月輕盈搖頭:“不是養的,它們是天地饋贈,自由生長的仙獸。”
“天地養的仙獸啊,我肯定會好好養他,不會委屈它。”
石墨揪住了雪月兔那一對垂到它小肚肚上的耳朵,後又改揪為撫。
“你可一定要好好待它,它被我抓來已經很可憐了。”月輕盈眼裡有着掙紮,開始後悔自己是不是不該送活物給他。
“你放心,你下次來見它,肯定比現在還胖。”
“謝謝。”月輕盈點頭,由衷道謝,垂眸落在雪月兔身上,“我誰都沒保護好,希望你能幫我保護好它。”

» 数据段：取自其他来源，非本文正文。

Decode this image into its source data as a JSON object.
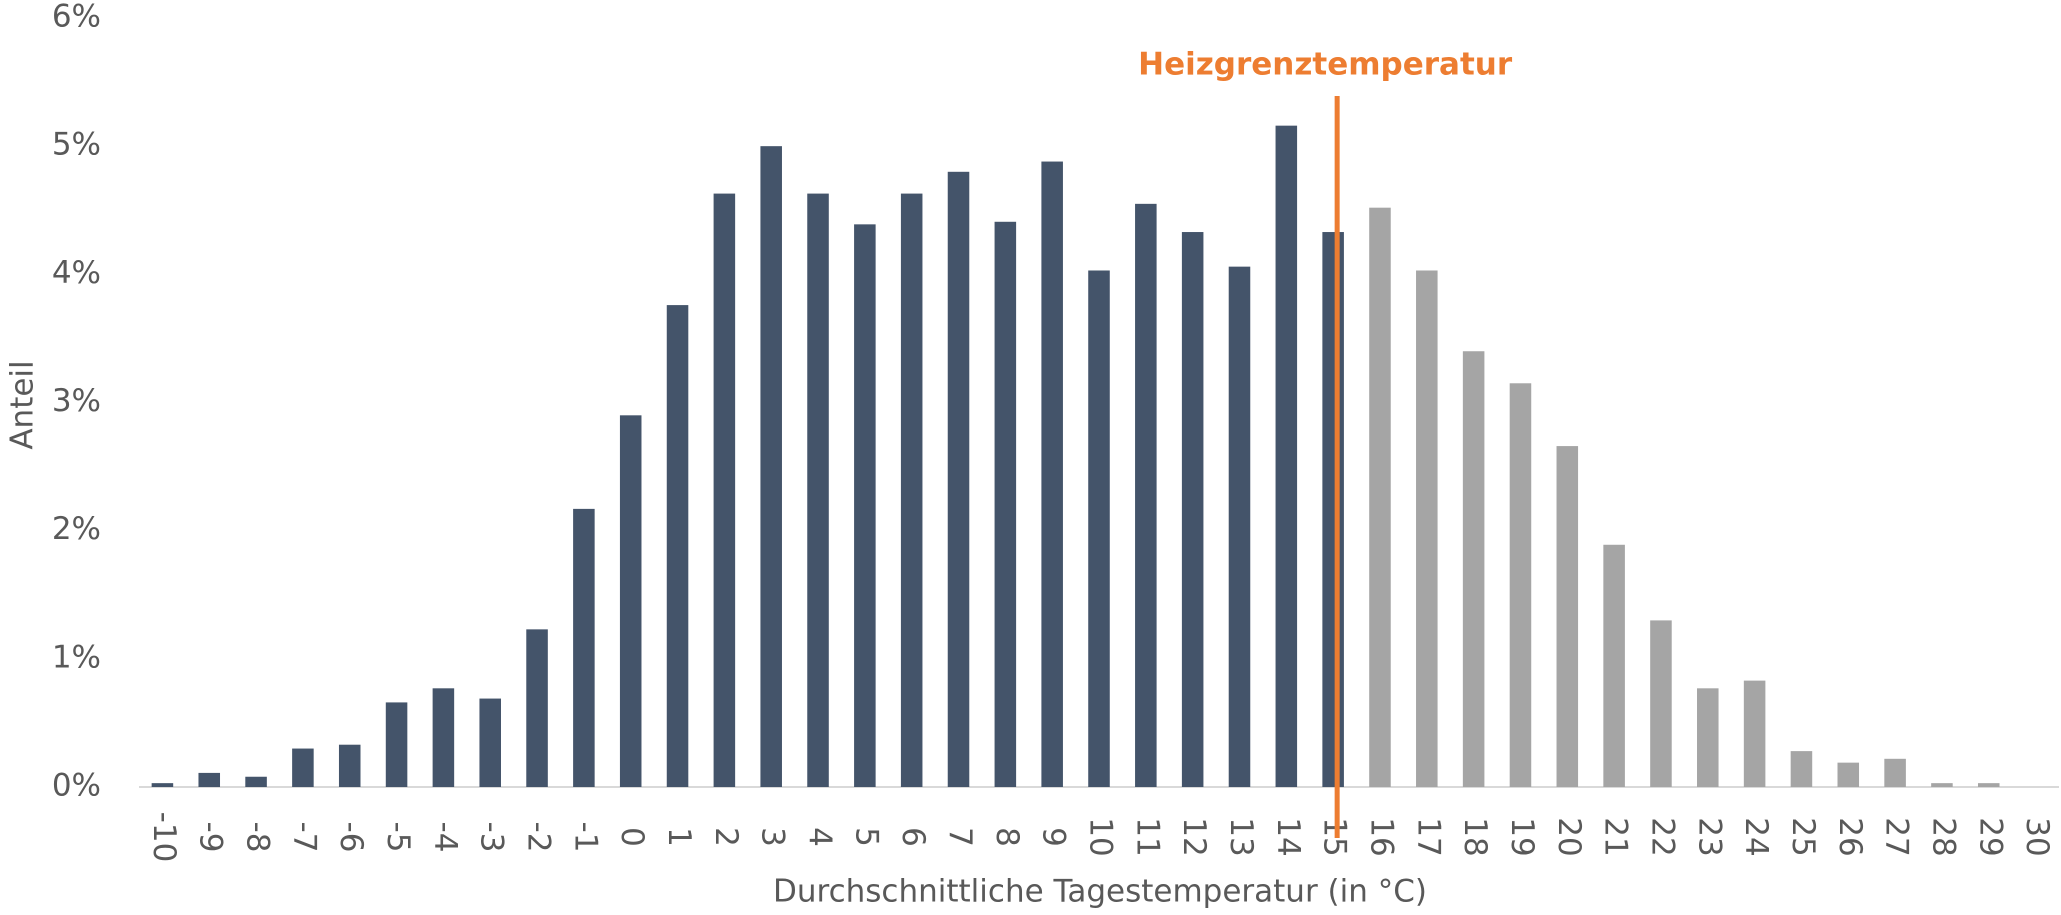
{
  "chart_data": {
    "type": "bar",
    "categories": [
      "-10",
      "-9",
      "-8",
      "-7",
      "-6",
      "-5",
      "-4",
      "-3",
      "-2",
      "-1",
      "0",
      "1",
      "2",
      "3",
      "4",
      "5",
      "6",
      "7",
      "8",
      "9",
      "10",
      "11",
      "12",
      "13",
      "14",
      "15",
      "16",
      "17",
      "18",
      "19",
      "20",
      "21",
      "22",
      "23",
      "24",
      "25",
      "26",
      "27",
      "28",
      "29",
      "30"
    ],
    "values": [
      0.03,
      0.11,
      0.08,
      0.3,
      0.33,
      0.66,
      0.77,
      0.69,
      1.23,
      2.17,
      2.9,
      3.76,
      4.63,
      5.0,
      4.63,
      4.39,
      4.63,
      4.8,
      4.41,
      4.88,
      4.03,
      4.55,
      4.33,
      4.06,
      5.16,
      4.33,
      4.52,
      4.03,
      3.4,
      3.15,
      2.66,
      1.89,
      1.3,
      0.77,
      0.83,
      0.28,
      0.19,
      0.22,
      0.03,
      0.03,
      0
    ],
    "colors": [
      "#44546a",
      "#44546a",
      "#44546a",
      "#44546a",
      "#44546a",
      "#44546a",
      "#44546a",
      "#44546a",
      "#44546a",
      "#44546a",
      "#44546a",
      "#44546a",
      "#44546a",
      "#44546a",
      "#44546a",
      "#44546a",
      "#44546a",
      "#44546a",
      "#44546a",
      "#44546a",
      "#44546a",
      "#44546a",
      "#44546a",
      "#44546a",
      "#44546a",
      "#44546a",
      "#a5a5a5",
      "#a5a5a5",
      "#a5a5a5",
      "#a5a5a5",
      "#a5a5a5",
      "#a5a5a5",
      "#a5a5a5",
      "#a5a5a5",
      "#a5a5a5",
      "#a5a5a5",
      "#a5a5a5",
      "#a5a5a5",
      "#a5a5a5",
      "#a5a5a5",
      "#a5a5a5"
    ],
    "ylim": [
      0,
      6
    ],
    "yticks": [
      {
        "value": 0,
        "label": "0%"
      },
      {
        "value": 1,
        "label": "1%"
      },
      {
        "value": 2,
        "label": "2%"
      },
      {
        "value": 3,
        "label": "3%"
      },
      {
        "value": 4,
        "label": "4%"
      },
      {
        "value": 5,
        "label": "5%"
      },
      {
        "value": 6,
        "label": "6%"
      }
    ],
    "x_label": "Durchschnittliche Tagestemperatur (in °C)",
    "y_label": "Anteil",
    "annotation": {
      "text": "Heizgrenztemperatur",
      "category": 25,
      "color": "#ed7d31"
    }
  }
}
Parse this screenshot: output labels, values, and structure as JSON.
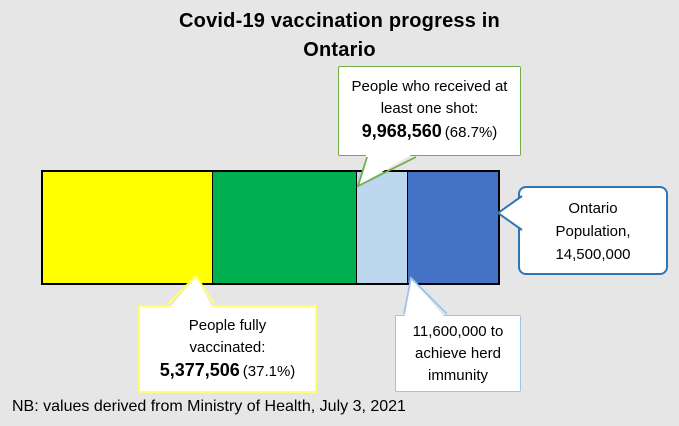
{
  "header": {
    "title_line1": "Covid-19 vaccination progress in",
    "title_line2": "Ontario"
  },
  "footer": {
    "note": "NB: values derived from Ministry of Health, July 3, 2021"
  },
  "colors": {
    "background": "#E7E6E6",
    "callout_fill": "#FFFFFF",
    "bar_outline": "#000000",
    "one_shot_border": "#70AD47",
    "population_border": "#2E75B6",
    "fully_vaccinated_border": "#FFFF70",
    "herd_immunity_border": "#9DC3E6"
  },
  "callouts": {
    "one_shot": {
      "line1": "People who received at",
      "line2": "least one shot:",
      "value": "9,968,560",
      "pct": "(68.7%)"
    },
    "population": {
      "line1": "Ontario",
      "line2": "Population,",
      "line3": "14,500,000"
    },
    "fully_vaccinated": {
      "line1": "People fully",
      "line2": "vaccinated:",
      "value": "5,377,506",
      "pct": "(37.1%)"
    },
    "herd_immunity": {
      "line1": "11,600,000 to",
      "line2": "achieve herd",
      "line3": "immunity"
    }
  },
  "chart_data": {
    "type": "bar",
    "subtype": "single-horizontal-stacked-bar",
    "title": "Covid-19 vaccination progress in Ontario",
    "note": "NB: values derived from Ministry of Health, July 3, 2021",
    "legend": "none",
    "axes": "none",
    "total": {
      "label": "Ontario Population",
      "value": 14500000
    },
    "milestones": [
      {
        "label": "People fully vaccinated",
        "value": 5377506,
        "pct_of_population": 37.1
      },
      {
        "label": "People who received at least one shot",
        "value": 9968560,
        "pct_of_population": 68.7
      },
      {
        "label": "To achieve herd immunity",
        "value": 11600000,
        "pct_of_population": 80.0
      }
    ],
    "segments": [
      {
        "name": "fully-vaccinated",
        "color": "#FFFF00",
        "width_pct": 37.1
      },
      {
        "name": "one-shot-not-fully",
        "color": "#00B050",
        "width_pct": 31.6
      },
      {
        "name": "gap-to-herd-immunity",
        "color": "#BDD7EE",
        "width_pct": 11.3
      },
      {
        "name": "rest-of-population",
        "color": "#4472C4",
        "width_pct": 20.0
      }
    ]
  }
}
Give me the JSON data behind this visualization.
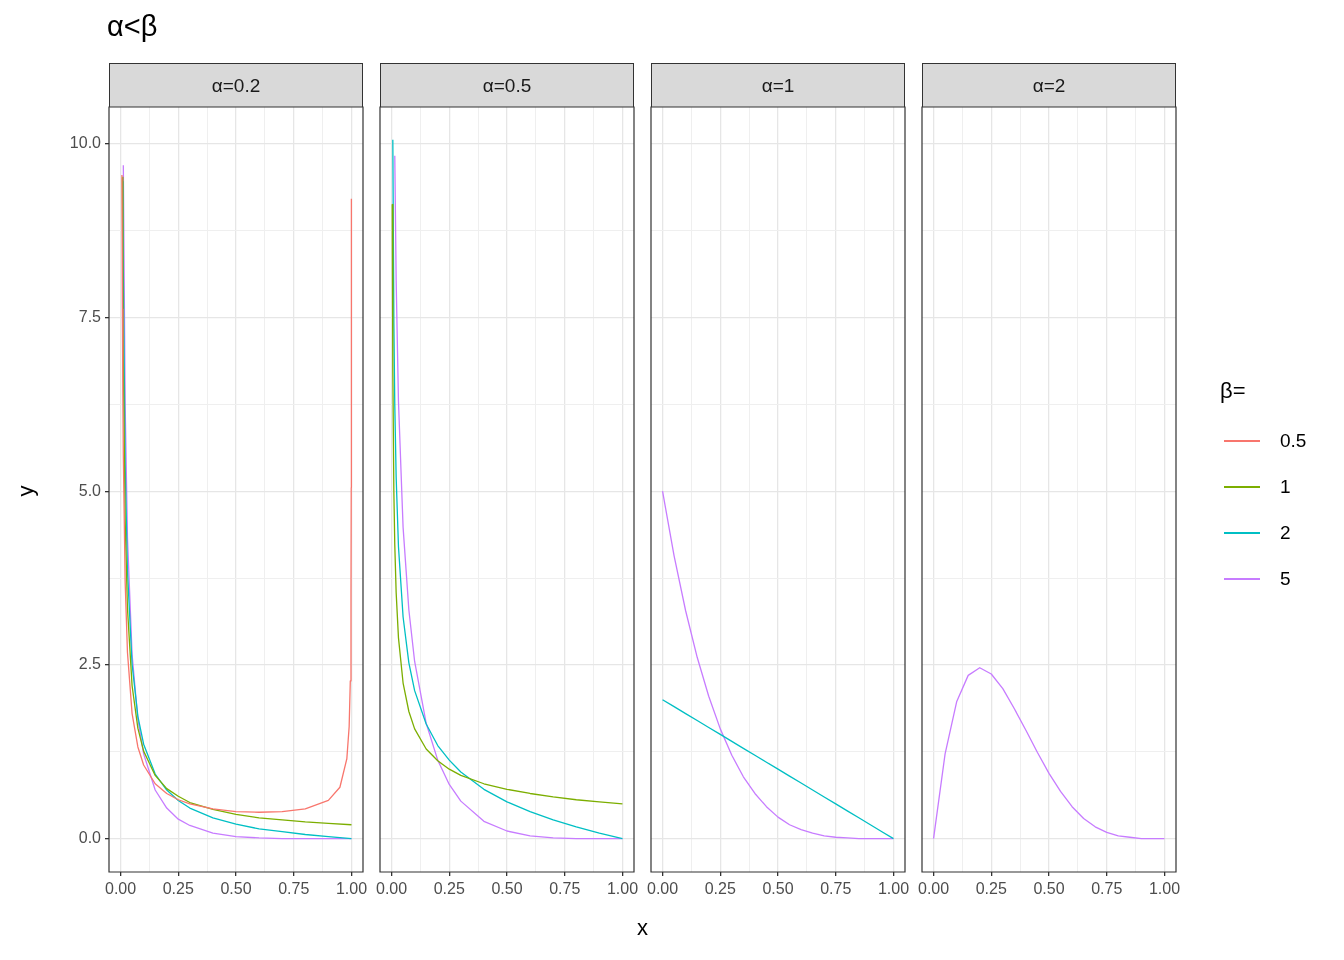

“知道了,一隻不會說話的兔子,我還能跟它怄氣不成?”
月輕盈也覺得自己是不是有些小題大做了,歉意的笑了笑,便提出時辰不早了,他該回去了。
“我就不送你了,受不了魔氣刺鼻的味道。”
他先前就對魔氣敏感,月輕盈本意也沒打算讓他相送。
目送月輕盈走後,沈硯台臉上的笑立刻沉了下來。
他提起雪月兔一對長垂耳,不顧它淩空掙紮慘叫,眸光幽冷,視線緊盯着它渾圓的腹部。
“呵,月輕盈真會挑,挑了一隻有崽的兔子。”
“可我天生不能有崽,真是……礙眼。”
一輪清輝月光照耀下的樹嶺,籠罩着一層深邃的幽靜。